Given an organisations large scale dependency on use of production data for testing (due to complexities/nuances), a proven and trusted method of obfuscation, without compromising data integrity, is vital. How does iData’s obfuscation tool perform this?
iData has a large selection of Obfuscation functions built in. With the flexibility of generating seed keys, or referencing table identity keys as seed, we provide a no-way-back approach to generating truly obfuscate or masked data in the none-production systems.
The majority of these functions and those for data generation do not use any of the original field to generate a new obfuscated value. Instead, the new value is generated by combining a seed value, such as the rows ID, with some criteria such as a numeric range, a character template pattern or a regular expression. iData then uses the seed value to randomly generate a completely new value that matches the criteria. The original value of the field is not recoverable because the original value was not used in any way to generate the obfuscated value. The seed value is usually set from the primary key of the table so that the output of each row is consistent from one run to the next.

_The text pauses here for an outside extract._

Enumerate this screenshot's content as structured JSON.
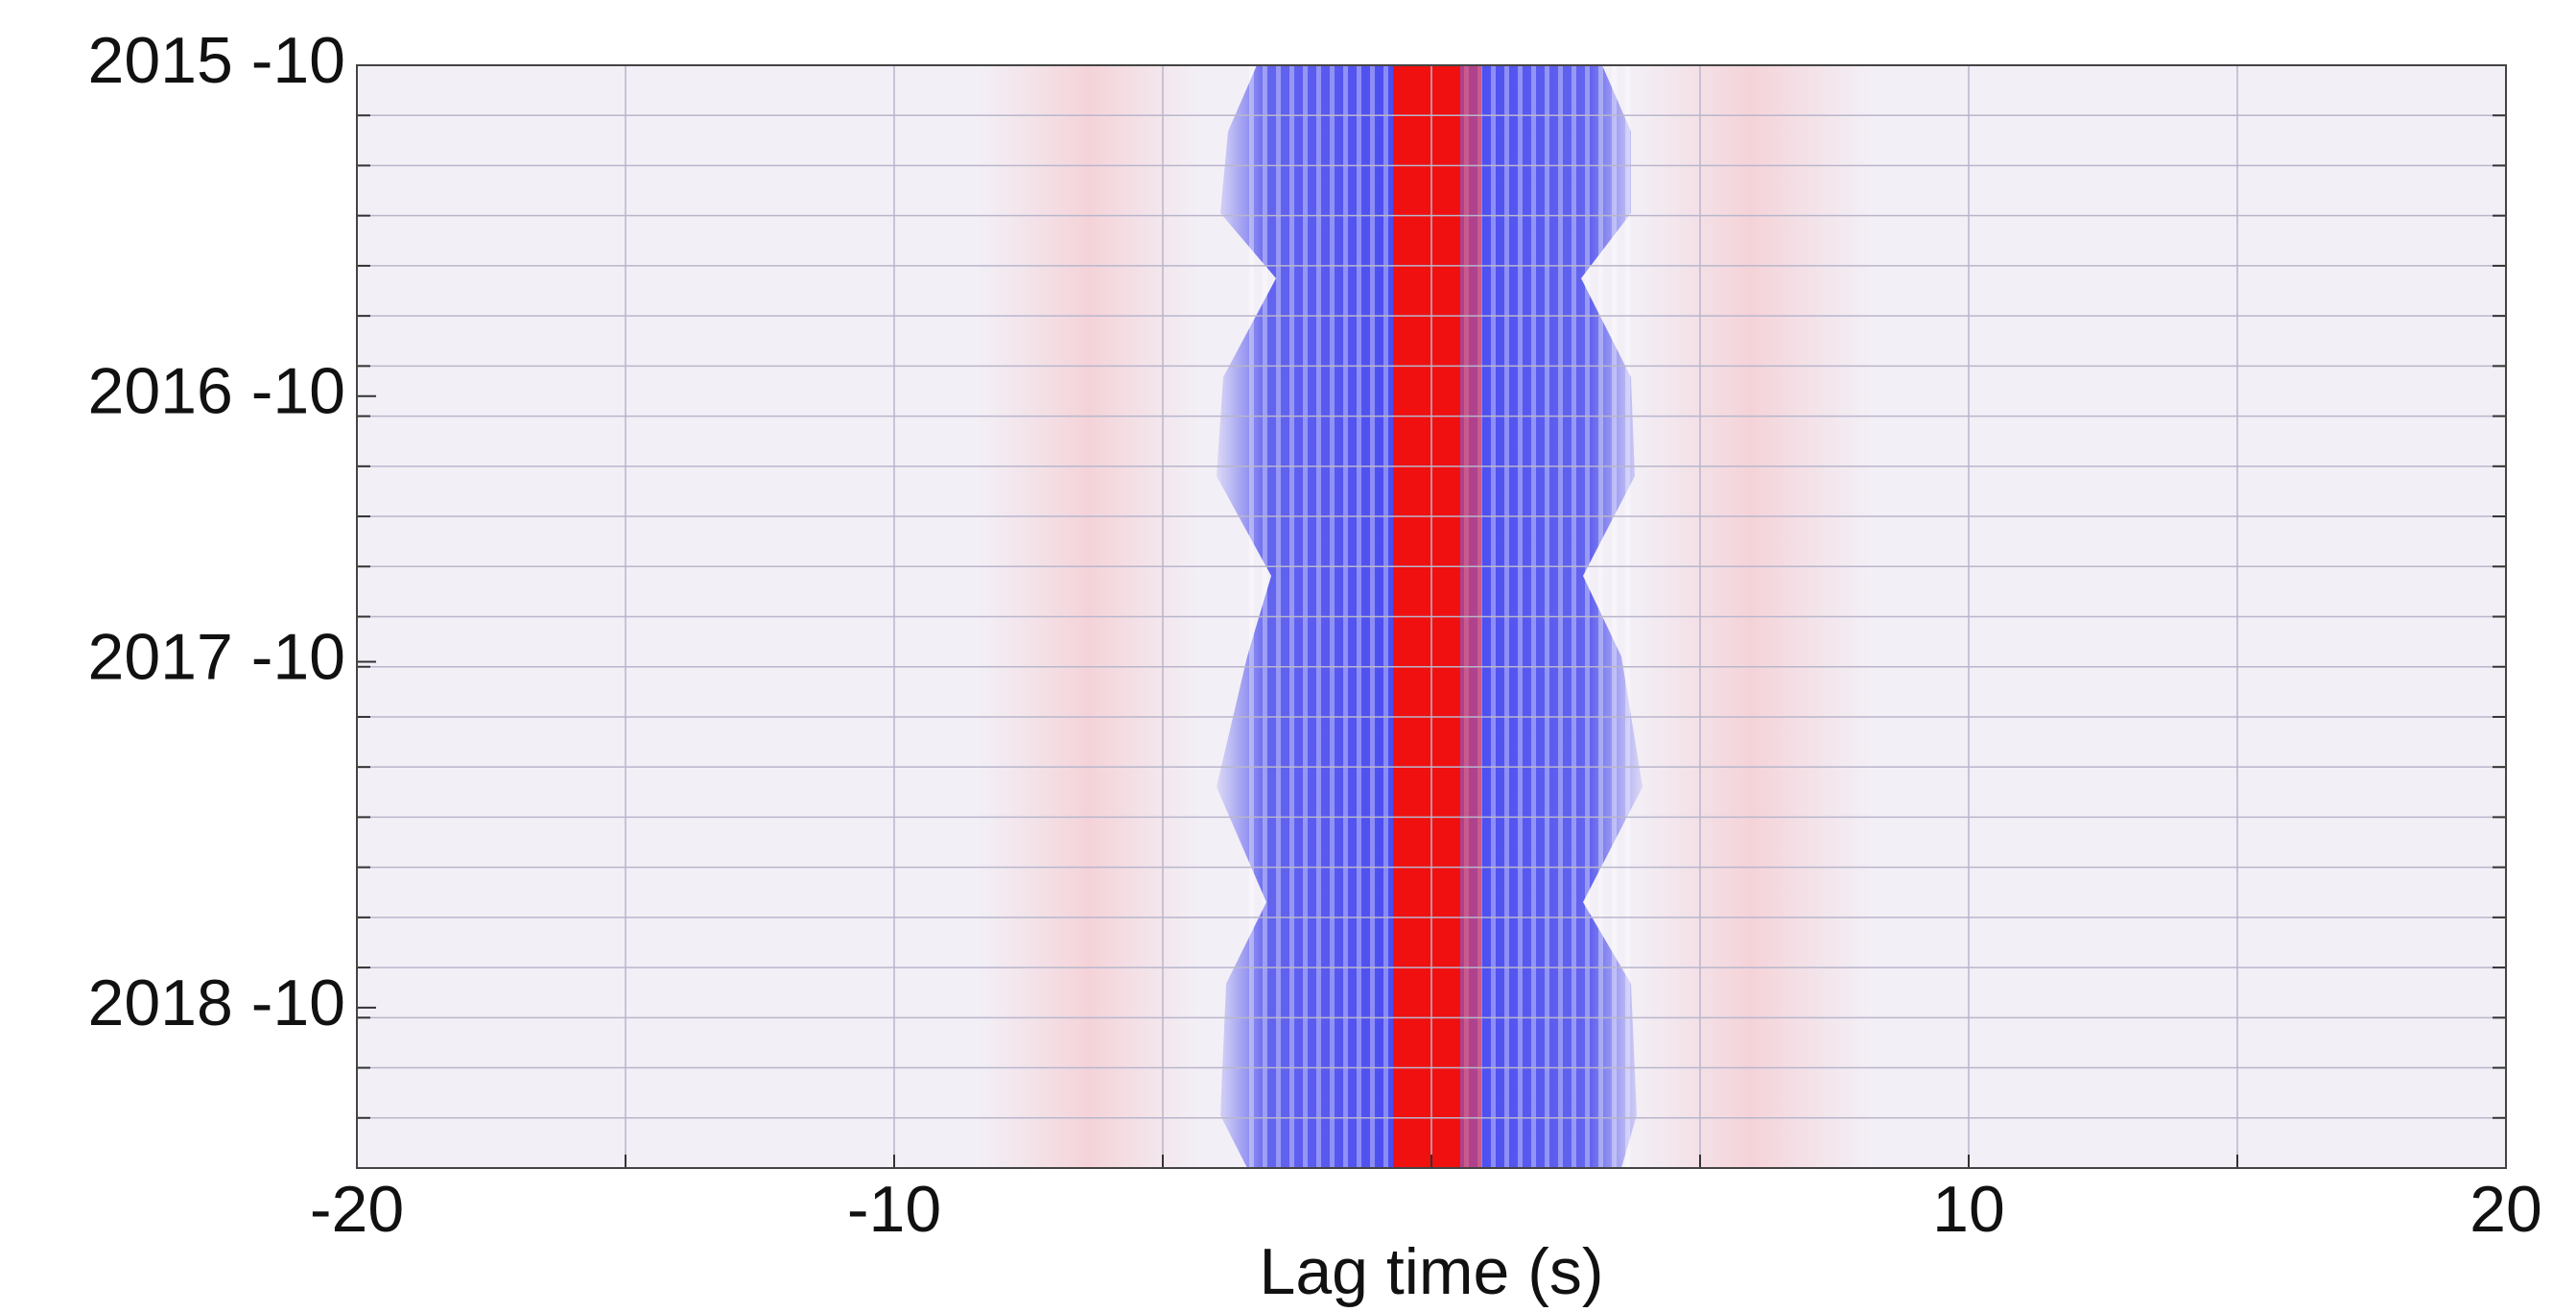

Data has specific functions for generating completely new personal details such as names email addresses phone numbers and addresses. These fields are populated by randomly selecting values from a pool of names and address components and combined together to give a unique result. Once again the values output have no relationship to the original values and so there is no method of reversing the output to discover what the original values were.
By design there are obfuscation functions that do use some information from the original field, but provide customisation through masking functions, that can permit part of the original value to be present in the output, users can specify how much of the original field should still be accessible as required. The masked part of the field is replaced with a fixed character and so anything in this part of the field is unrecoverable. However, it is down to the configurator to set these approaches up, and choose what can remain visible and what needs to be masked.
Also by design, there are two obfuscation functions that do use some information from the original field. In these cases the original value is used to create a template for generating new values e.g. “abcd-5678” is converted to a pattern “AAAA-9999” and then this pattern is used to randomly select new characters, numerals or symbols; the only information that is revealed is the original format of the field.
With a hash or tokenisation functions the original field value is used and influences the outcome, so that an original input value produces a specific and unique output value.
When iData processes in the data through the library of obfuscation functions, we do not tokenise, hash or encrypt any of the values, but replaces the original value with a new value selected at random. For example the input value from the field e.g. password is thrown away, it has no influence on the output value so 'Password123' -> 'abcd' on one record and 'Password123-> 'cdef' on another.
This does not mean to say that an iData users could decide to build a custom transformation to do so, but using the documented features of iData will ensure the data is not exposed to any potential reverse engineering techniques.